Guillermo del Toro tem muito amor ao livro e ao seu filme, isso é nítido. O cuidado em passar a mensagem também, talvez por isso seja expositivo em alguns momentos. O público já entendeu na premissa de que Victor Frankenstein é o monstro, não é preciso ser dito com todas as palavras mais de uma vez. A demonstração caricata do pai maldoso rigoroso, o que é diferente do livro, também já indicava como seria sua reação a criatura. Um pouco simplório, mas que se explica nesta adaptação.

Onde o diretor não soube calibrar foi na temática da busca de um amor tanto por parte de Victor como de seu prometeu moderno. Elizabeth, vivida por Mia Goth, cumpre o papel da beleza e enxergar poema em tudo e todos, mas não se justifica as voltas dadas pelo roteiro para ela. Ela ser a única a entender os monstros a faz especial, o olhar para a beleza dos animais e demais criaturas, mas poderia ser melhor aprofundada em um romance antes feito por del Toro na pegada de bela e a fera, como no ganhador do Oscar, "A Forma da Água (2018)".

Monstros que misturam o horror com o belo e poético é marca registrada da carreira de Guillermo. Assim foi em "O Labirinto do Fauno (2006)", mais uma pegada de ação com "Hellboy (2004)" e "Círculo de Fogo (2013)" e debate existencial sobre pertencimento e autodescobrimento de "Pinóquio (2022)".

Frankenstein: uma tragédia dramática shakeasperiana

Frankenstein da Netflix é uma tragédia shakeasperiana. Bela e dura. Bonita esteticamente, poética em referências, afinal temos um monstro recitando bonitas frases, expressando seus sentimentos de solidão, medo e angústia como um grande trovador. E é nisso que a obra se apoia. Os debates mais modernos sobre tecnologia, inteligência artificial, assuntos que del Toro gosta de discutir, estão presentes.

E o que tem de bonita tem de trágica e dramática. A todo momento os personagens estão sofrendo, buscando respostas que não vão conseguir e tentando remendar seus machucados corações se vendo sozinhos em um mundo hostil. Tanto por frustação pelo que criaram, quanto por terem sido abandonados pelos próprios criadores. Além de terem vivenciado a incompletude de não terem parceiras de sua semelhança para lidar com aflições e ajudar a completar o seu vazio.

Este longa-metragem não pretende reescrever ou substituir o conceito formado pelo público por dois séculos de Frankenstein, mas apresentar essa leitura mais íntima e poética para as novas gerações que talvez só se remetessem a um clássico do terror de uma criatura que gosta de matar por prazer.

A citação final de Lord Byron, amigo de Mary Shelly, reflete bem uma das mensagem que o diretor quer abordar e que talvez seja também o cerne do que a autora quis com a obra de mais de 200 anos atrás: "E assim o coração há de se partir, mas, partido, ainda viverá".
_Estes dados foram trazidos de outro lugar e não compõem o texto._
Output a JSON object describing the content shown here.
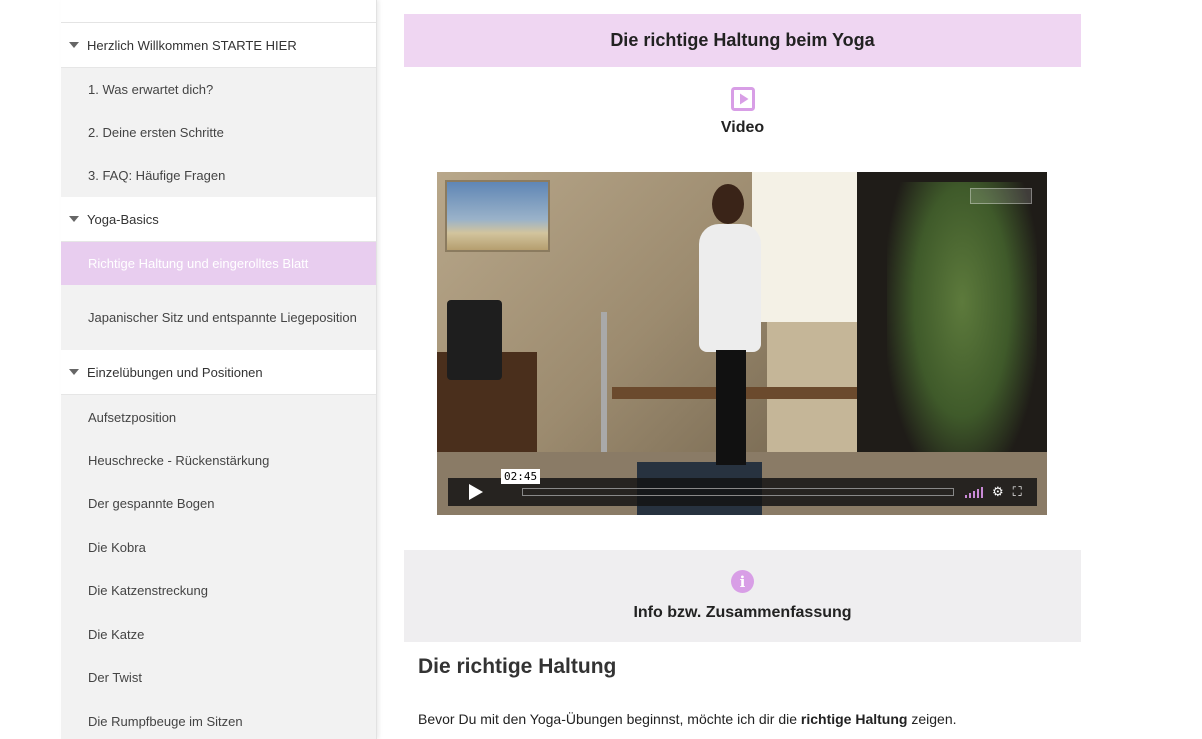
{
  "sidebar": {
    "sections": [
      {
        "title": "Herzlich Willkommen STARTE HIER",
        "lessons": [
          "1. Was erwartet dich?",
          "2. Deine ersten Schritte",
          "3. FAQ: Häufige Fragen"
        ]
      },
      {
        "title": "Yoga-Basics",
        "lessons": [
          "Richtige Haltung und eingerolltes Blatt",
          "Japanischer Sitz und entspannte Liegeposition"
        ]
      },
      {
        "title": "Einzelübungen und Positionen",
        "lessons": [
          "Aufsetzposition",
          "Heuschrecke - Rückenstärkung",
          "Der gespannte Bogen",
          "Die Kobra",
          "Die Katzenstreckung",
          "Die Katze",
          "Der Twist",
          "Die Rumpfbeuge im Sitzen"
        ]
      }
    ],
    "active_lesson": "Richtige Haltung und eingerolltes Blatt"
  },
  "main": {
    "title": "Die richtige Haltung beim Yoga",
    "video_label": "Video",
    "video": {
      "timestamp": "02:45",
      "play_icon": "play-icon",
      "settings_icon": "gear-icon",
      "fullscreen_icon": "fullscreen-icon"
    },
    "info_label": "Info bzw. Zusammenfassung",
    "content_heading": "Die richtige Haltung",
    "paragraph_prefix": "Bevor Du mit den Yoga-Übungen beginnst, möchte ich dir die ",
    "paragraph_bold": "richtige Haltung",
    "paragraph_suffix": " zeigen."
  },
  "colors": {
    "accent": "#e8cdef",
    "title_bar": "#efd6f2",
    "icon": "#d89ee6"
  }
}
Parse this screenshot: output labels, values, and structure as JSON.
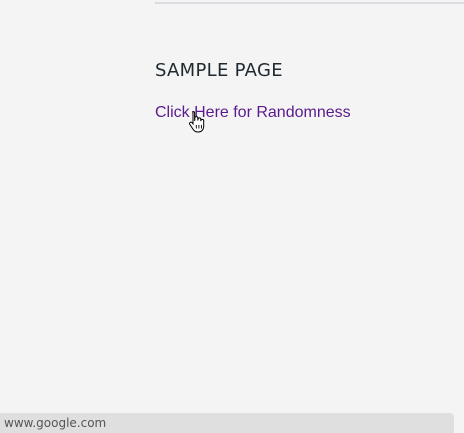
{
  "page": {
    "title": "SAMPLE PAGE",
    "link_label": "Click Here for Randomness"
  },
  "status_bar": {
    "url": "www.google.com"
  },
  "colors": {
    "link": "#5a1a8c",
    "title": "#1f2a30",
    "background": "#f4f4f4"
  }
}
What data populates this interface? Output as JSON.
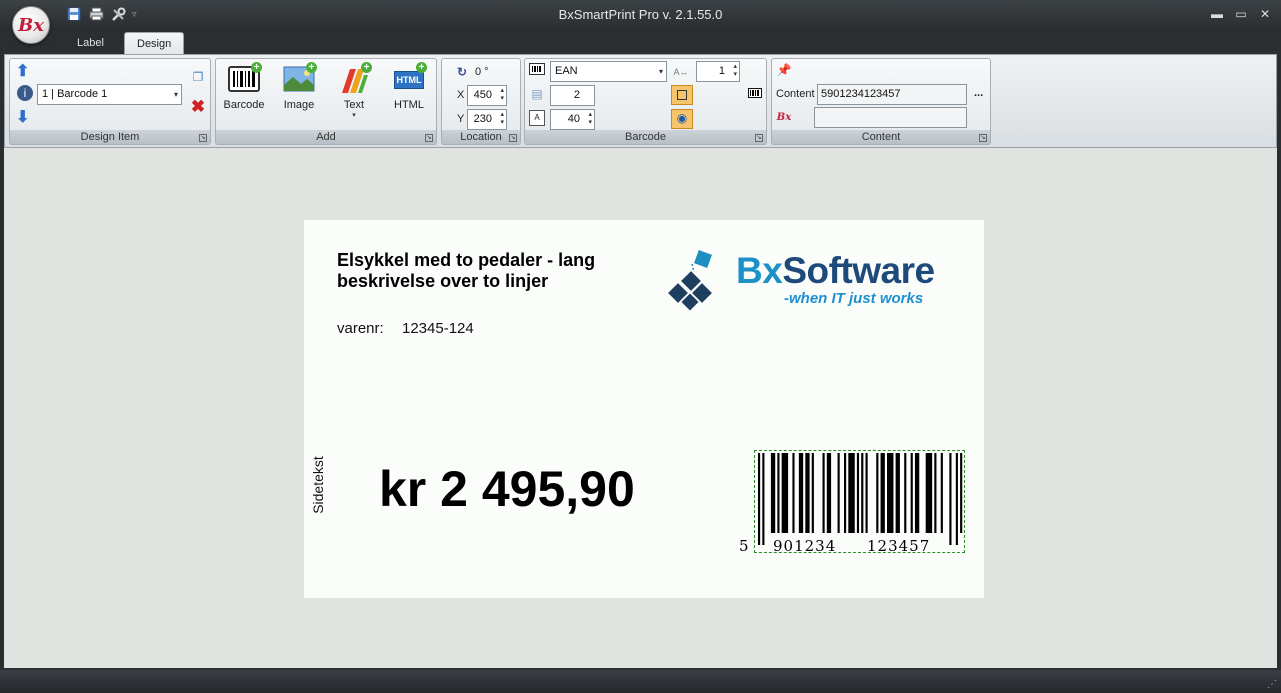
{
  "window": {
    "title": "BxSmartPrint Pro v. 2.1.55.0",
    "logo_text": "Bx"
  },
  "tabs": [
    {
      "label": "Label"
    },
    {
      "label": "Design"
    }
  ],
  "ribbon": {
    "design_item": {
      "group_label": "Design Item",
      "selected_item": "1 | Barcode 1"
    },
    "add": {
      "group_label": "Add",
      "buttons": [
        {
          "label": "Barcode"
        },
        {
          "label": "Image"
        },
        {
          "label": "Text"
        },
        {
          "label": "HTML"
        }
      ],
      "html_icon_text": "HTML"
    },
    "location": {
      "group_label": "Location",
      "rotation": "0 °",
      "x_label": "X",
      "x_value": "450",
      "y_label": "Y",
      "y_value": "230"
    },
    "barcode": {
      "group_label": "Barcode",
      "type": "EAN",
      "bar_width": "2",
      "height": "40",
      "ratio_value": "1"
    },
    "content": {
      "group_label": "Content",
      "content_label": "Content",
      "content_value": "5901234123457",
      "more": "...",
      "bx_value": ""
    }
  },
  "label": {
    "title": "Elsykkel med to pedaler - lang beskrivelse over to linjer",
    "varenr_label": "varenr:",
    "varenr_value": "12345-124",
    "side_text": "Sidetekst",
    "price": "kr 2 495,90",
    "brand": {
      "name_part1": "Bx",
      "name_part2": "Software",
      "slogan": "-when IT just works"
    },
    "barcode": {
      "first_digit": "5",
      "left_group": "901234",
      "right_group": "123457"
    }
  }
}
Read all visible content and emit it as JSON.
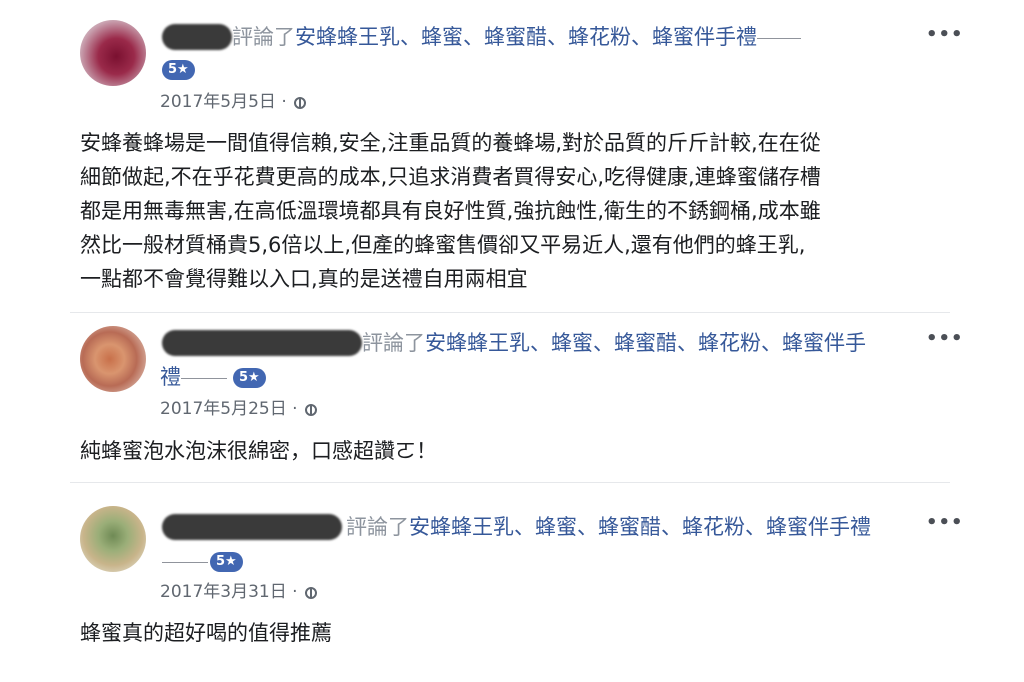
{
  "reviews": [
    {
      "action": "評論了",
      "page_name": "安蜂蜂王乳、蜂蜜、蜂蜜醋、蜂花粉、蜂蜜伴手禮",
      "page_name_line1": "安蜂蜂王乳、蜂蜜、蜂蜜醋、蜂花粉、蜂蜜伴手禮",
      "page_name_line2": "",
      "rating": "5★",
      "date": "2017年5月5日",
      "separator": "·",
      "more": "•••",
      "text_lines": [
        "安蜂養蜂場是一間值得信賴,安全,注重品質的養蜂場,對於品質的斤斤計較,在在從",
        "細節做起,不在乎花費更高的成本,只追求消費者買得安心,吃得健康,連蜂蜜儲存槽",
        "都是用無毒無害,在高低溫環境都具有良好性質,強抗蝕性,衛生的不銹鋼桶,成本雖",
        "然比一般材質桶貴5,6倍以上,但產的蜂蜜售價卻又平易近人,還有他們的蜂王乳,",
        "一點都不會覺得難以入口,真的是送禮自用兩相宜"
      ]
    },
    {
      "action": "評論了",
      "page_name_line1": "安蜂蜂王乳、蜂蜜、蜂蜜醋、蜂花粉、蜂蜜伴手",
      "page_name_line2": "禮",
      "rating": "5★",
      "date": "2017年5月25日",
      "separator": "·",
      "more": "•••",
      "text_lines": [
        "純蜂蜜泡水泡沫很綿密，口感超讚ㄛ！"
      ]
    },
    {
      "action": "評論了",
      "page_name_line1": "安蜂蜂王乳、蜂蜜、蜂蜜醋、蜂花粉、蜂蜜伴手禮",
      "page_name_line2": "",
      "rating": "5★",
      "date": "2017年3月31日",
      "separator": "·",
      "more": "•••",
      "text_lines": [
        "蜂蜜真的超好喝的值得推薦"
      ]
    }
  ]
}
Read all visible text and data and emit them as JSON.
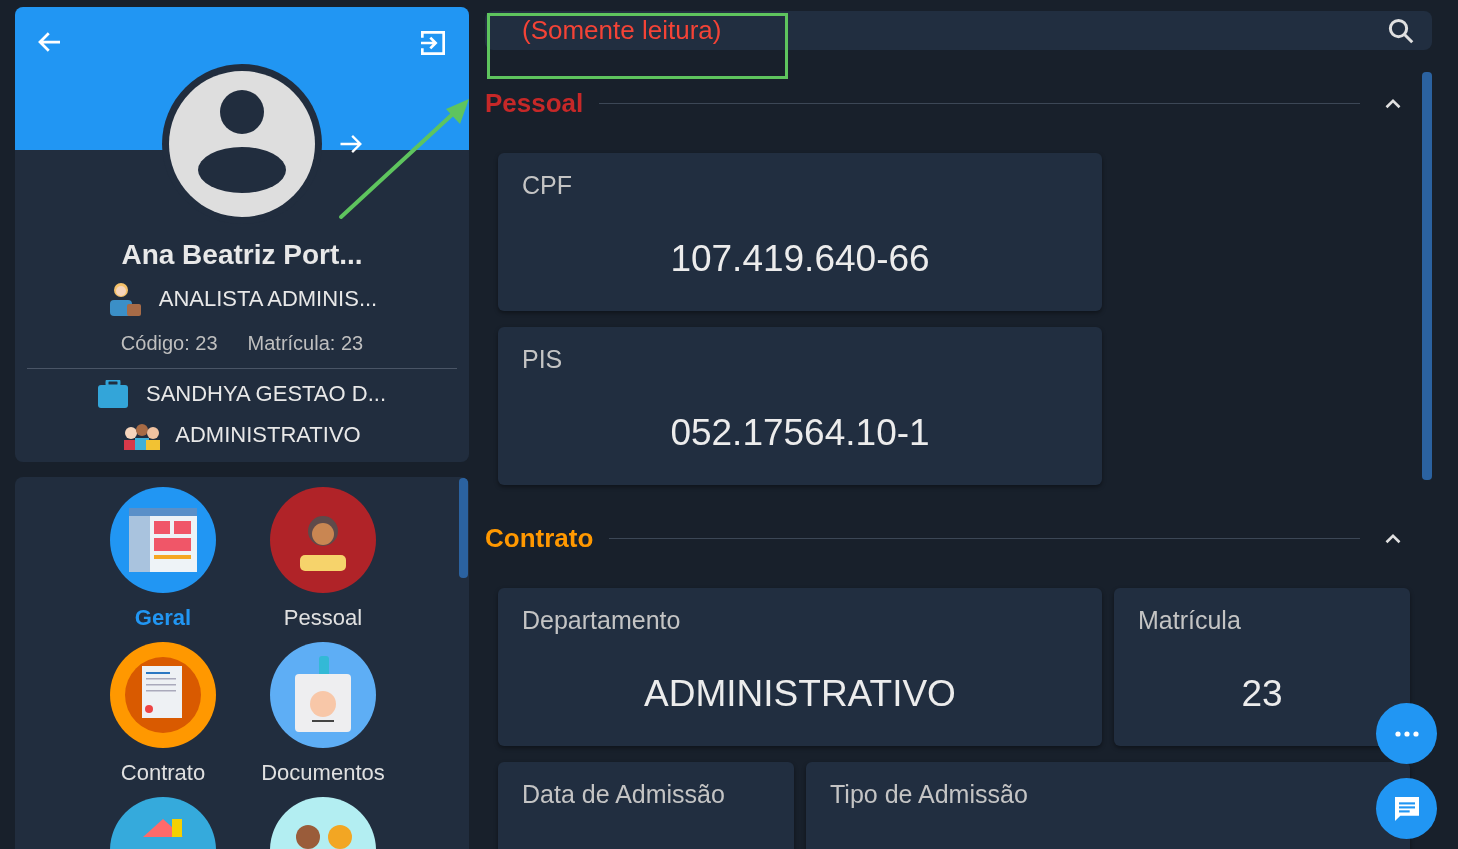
{
  "profile": {
    "name": "Ana Beatriz Port...",
    "role": "ANALISTA ADMINIS...",
    "code": "Código: 23",
    "registration": "Matrícula: 23",
    "company": "SANDHYA GESTAO D...",
    "department": "ADMINISTRATIVO"
  },
  "menu": [
    {
      "label": "Geral",
      "kind": "general",
      "selected": true
    },
    {
      "label": "Pessoal",
      "kind": "personal",
      "selected": false
    },
    {
      "label": "Contrato",
      "kind": "contract",
      "selected": false
    },
    {
      "label": "Documentos",
      "kind": "documents",
      "selected": false
    },
    {
      "kind": "address"
    },
    {
      "kind": "family"
    }
  ],
  "header": {
    "title": "(Somente leitura)"
  },
  "sections": [
    {
      "title": "Pessoal",
      "color": "#c62828",
      "expanded": true,
      "kind": "stacked",
      "fields": [
        {
          "label": "CPF",
          "value": "107.419.640-66"
        },
        {
          "label": "PIS",
          "value": "052.17564.10-1"
        }
      ]
    },
    {
      "title": "Contrato",
      "color": "#ff9800",
      "expanded": true,
      "kind": "grid",
      "fields": [
        {
          "label": "Departamento",
          "value": "ADMINISTRATIVO"
        },
        {
          "label": "Matrícula",
          "value": "23"
        },
        {
          "label": "Data de Admissão"
        },
        {
          "label": "Tipo de Admissão"
        }
      ]
    }
  ]
}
Assim vivemos, com nossas dores, angustias e aflições, em busca de respostas e tentando ser felizes. Se tivéssemos a oportunidade de conversar com o criador, garanto que teríamos mais queixas do que agradecimentos sobre o que fizemos, nos fizeram ou deixaram de fazer. No fim, somos todos humanos feitos de retalhos e imperfeitos. Aí está a beleza da vida e da humanidade.